09-11, 15:45–16:45 (Europe/Berlin), Workshop room I - MW 0337
A small workshop on existing projection methods for high-dimensional data such as scRNA-seq, interactive plots in python and how to create a documentation of your research that can be hosted online (including the interactive plots).
Associated to this there will be a google colab notebook, github repository and webpage for the participants as active exercise and documentation for future use.
PCA, tSNE and UMAP are probably the most known visualization method for scRNA data. But there is a multitude of techniques out there. I will introduce the state-of-the-art and describe briefly what are their differences - participants' experiences and impressions are welcome.
Afterwards you will work through an analysis example to see how you can create easily interactive plots in python in a jupyter notebook - there will be a CoLab notebook for participants to use actively.
The tutorial will close with a guide and example on how the analysis notebooks can be made available as web documentation including the interactive plots - this guide will be available on github and a web documentation page for future use to each participant.

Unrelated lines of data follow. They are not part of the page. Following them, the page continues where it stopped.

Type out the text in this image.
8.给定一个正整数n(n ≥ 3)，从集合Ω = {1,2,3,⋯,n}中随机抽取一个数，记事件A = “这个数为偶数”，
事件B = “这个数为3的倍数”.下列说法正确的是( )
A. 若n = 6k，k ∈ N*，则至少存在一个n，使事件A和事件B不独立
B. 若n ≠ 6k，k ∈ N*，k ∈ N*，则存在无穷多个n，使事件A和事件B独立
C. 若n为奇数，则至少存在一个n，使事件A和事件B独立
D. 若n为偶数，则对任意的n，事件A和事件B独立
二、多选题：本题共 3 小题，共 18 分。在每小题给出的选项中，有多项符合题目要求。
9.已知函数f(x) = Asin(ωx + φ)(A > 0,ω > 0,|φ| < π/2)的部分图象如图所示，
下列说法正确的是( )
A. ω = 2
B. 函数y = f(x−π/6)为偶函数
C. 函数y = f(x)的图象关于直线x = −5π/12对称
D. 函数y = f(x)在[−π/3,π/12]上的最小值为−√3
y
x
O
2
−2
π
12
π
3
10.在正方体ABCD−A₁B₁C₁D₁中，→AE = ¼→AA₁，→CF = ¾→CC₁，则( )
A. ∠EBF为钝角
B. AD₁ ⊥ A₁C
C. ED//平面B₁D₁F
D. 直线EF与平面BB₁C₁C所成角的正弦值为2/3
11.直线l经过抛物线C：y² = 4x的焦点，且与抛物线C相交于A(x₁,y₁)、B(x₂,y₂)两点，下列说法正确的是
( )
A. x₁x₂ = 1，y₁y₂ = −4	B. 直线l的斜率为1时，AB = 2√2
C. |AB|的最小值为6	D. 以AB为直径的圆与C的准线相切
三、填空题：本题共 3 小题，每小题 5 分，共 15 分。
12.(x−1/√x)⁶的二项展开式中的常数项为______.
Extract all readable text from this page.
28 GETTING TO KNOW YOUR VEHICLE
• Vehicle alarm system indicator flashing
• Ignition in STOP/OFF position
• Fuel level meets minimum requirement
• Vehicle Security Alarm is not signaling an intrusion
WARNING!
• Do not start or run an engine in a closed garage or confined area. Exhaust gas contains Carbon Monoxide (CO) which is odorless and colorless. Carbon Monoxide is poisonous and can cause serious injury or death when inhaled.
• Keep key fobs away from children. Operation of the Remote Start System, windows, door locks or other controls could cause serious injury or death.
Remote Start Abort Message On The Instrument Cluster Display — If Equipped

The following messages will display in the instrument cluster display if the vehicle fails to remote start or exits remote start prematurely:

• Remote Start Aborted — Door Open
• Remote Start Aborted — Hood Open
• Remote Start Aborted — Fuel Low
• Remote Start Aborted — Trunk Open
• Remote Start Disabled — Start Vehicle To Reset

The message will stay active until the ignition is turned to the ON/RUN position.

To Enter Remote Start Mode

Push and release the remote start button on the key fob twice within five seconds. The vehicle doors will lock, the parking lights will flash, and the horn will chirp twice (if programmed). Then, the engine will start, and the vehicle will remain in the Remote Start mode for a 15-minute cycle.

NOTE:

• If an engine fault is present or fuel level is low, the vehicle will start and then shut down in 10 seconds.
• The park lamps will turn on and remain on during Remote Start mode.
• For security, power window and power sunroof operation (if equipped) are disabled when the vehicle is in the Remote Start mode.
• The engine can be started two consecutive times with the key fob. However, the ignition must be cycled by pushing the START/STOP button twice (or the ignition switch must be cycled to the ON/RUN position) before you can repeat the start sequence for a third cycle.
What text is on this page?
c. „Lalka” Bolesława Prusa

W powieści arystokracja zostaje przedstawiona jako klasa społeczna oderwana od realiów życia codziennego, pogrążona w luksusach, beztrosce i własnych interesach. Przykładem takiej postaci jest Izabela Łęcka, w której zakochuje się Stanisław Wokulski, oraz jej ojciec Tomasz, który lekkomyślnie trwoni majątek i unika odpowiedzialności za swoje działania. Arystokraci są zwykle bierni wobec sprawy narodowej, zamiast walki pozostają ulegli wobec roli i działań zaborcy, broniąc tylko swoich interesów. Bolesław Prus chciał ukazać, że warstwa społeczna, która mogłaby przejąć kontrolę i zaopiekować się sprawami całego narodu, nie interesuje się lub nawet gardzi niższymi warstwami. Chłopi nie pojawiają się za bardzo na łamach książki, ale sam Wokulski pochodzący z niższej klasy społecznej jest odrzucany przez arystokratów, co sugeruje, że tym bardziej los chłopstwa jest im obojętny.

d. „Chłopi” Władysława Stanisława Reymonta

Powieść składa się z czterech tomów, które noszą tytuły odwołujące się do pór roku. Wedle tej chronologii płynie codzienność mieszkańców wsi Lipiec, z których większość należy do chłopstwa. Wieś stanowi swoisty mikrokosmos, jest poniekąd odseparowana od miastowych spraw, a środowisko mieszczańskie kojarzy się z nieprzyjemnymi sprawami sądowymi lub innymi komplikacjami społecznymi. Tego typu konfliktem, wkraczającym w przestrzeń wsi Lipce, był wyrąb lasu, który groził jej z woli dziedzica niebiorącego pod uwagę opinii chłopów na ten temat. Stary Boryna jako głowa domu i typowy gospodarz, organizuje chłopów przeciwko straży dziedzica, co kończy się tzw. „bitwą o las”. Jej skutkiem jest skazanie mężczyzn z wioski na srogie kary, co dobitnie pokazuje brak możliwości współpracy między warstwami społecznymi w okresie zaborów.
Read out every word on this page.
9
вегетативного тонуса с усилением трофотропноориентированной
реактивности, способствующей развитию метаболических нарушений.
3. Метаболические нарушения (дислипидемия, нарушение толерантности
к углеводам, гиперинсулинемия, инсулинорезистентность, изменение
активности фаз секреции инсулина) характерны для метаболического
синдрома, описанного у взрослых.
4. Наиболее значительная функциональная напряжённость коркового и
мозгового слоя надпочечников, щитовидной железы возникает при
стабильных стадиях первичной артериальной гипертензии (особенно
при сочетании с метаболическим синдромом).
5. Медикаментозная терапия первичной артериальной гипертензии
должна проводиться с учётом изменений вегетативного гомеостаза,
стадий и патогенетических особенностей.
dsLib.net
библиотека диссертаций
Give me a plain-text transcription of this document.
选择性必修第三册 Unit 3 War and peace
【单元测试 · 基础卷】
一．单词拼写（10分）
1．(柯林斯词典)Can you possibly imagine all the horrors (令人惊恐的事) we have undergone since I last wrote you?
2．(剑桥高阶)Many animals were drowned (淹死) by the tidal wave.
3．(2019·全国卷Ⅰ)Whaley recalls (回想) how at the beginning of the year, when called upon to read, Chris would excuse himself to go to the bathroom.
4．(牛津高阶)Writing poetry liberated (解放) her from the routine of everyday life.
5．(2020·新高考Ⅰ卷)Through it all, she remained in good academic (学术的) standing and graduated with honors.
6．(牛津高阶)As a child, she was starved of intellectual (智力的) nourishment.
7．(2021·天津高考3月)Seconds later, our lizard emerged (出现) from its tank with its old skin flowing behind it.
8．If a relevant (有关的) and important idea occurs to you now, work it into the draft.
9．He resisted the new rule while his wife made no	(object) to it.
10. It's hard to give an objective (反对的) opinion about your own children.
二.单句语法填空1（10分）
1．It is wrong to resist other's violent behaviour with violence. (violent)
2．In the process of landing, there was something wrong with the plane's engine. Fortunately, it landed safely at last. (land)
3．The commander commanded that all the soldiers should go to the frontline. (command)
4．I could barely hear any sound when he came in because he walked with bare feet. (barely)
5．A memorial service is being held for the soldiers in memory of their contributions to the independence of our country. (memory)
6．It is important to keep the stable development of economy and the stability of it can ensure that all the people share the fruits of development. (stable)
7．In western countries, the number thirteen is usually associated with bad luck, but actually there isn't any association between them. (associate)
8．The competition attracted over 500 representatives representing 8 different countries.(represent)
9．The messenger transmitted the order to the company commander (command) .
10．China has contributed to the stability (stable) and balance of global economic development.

Optional/Reading: The PacMap paper is a good technical intro to dimensionality reduction https://www.jmlr.org/papers/volume22/20-1061/20-1061.pdf
No previous knowledge expected
I have a solid background in applied mathematics and statistics, where I have extensively developed my programming skills with Python, R/Rcpp, Matlab, Docker, bash and pipelines scripting. I have crossed my competences with the bioinformatics field by developing efficient software and pipelines for Next Generation Sequencing and single cell RNA sequencing Data. I like to challenge myself trying new programming languages, as well as new and old machine learning techniques to solve mathematical and computational problems.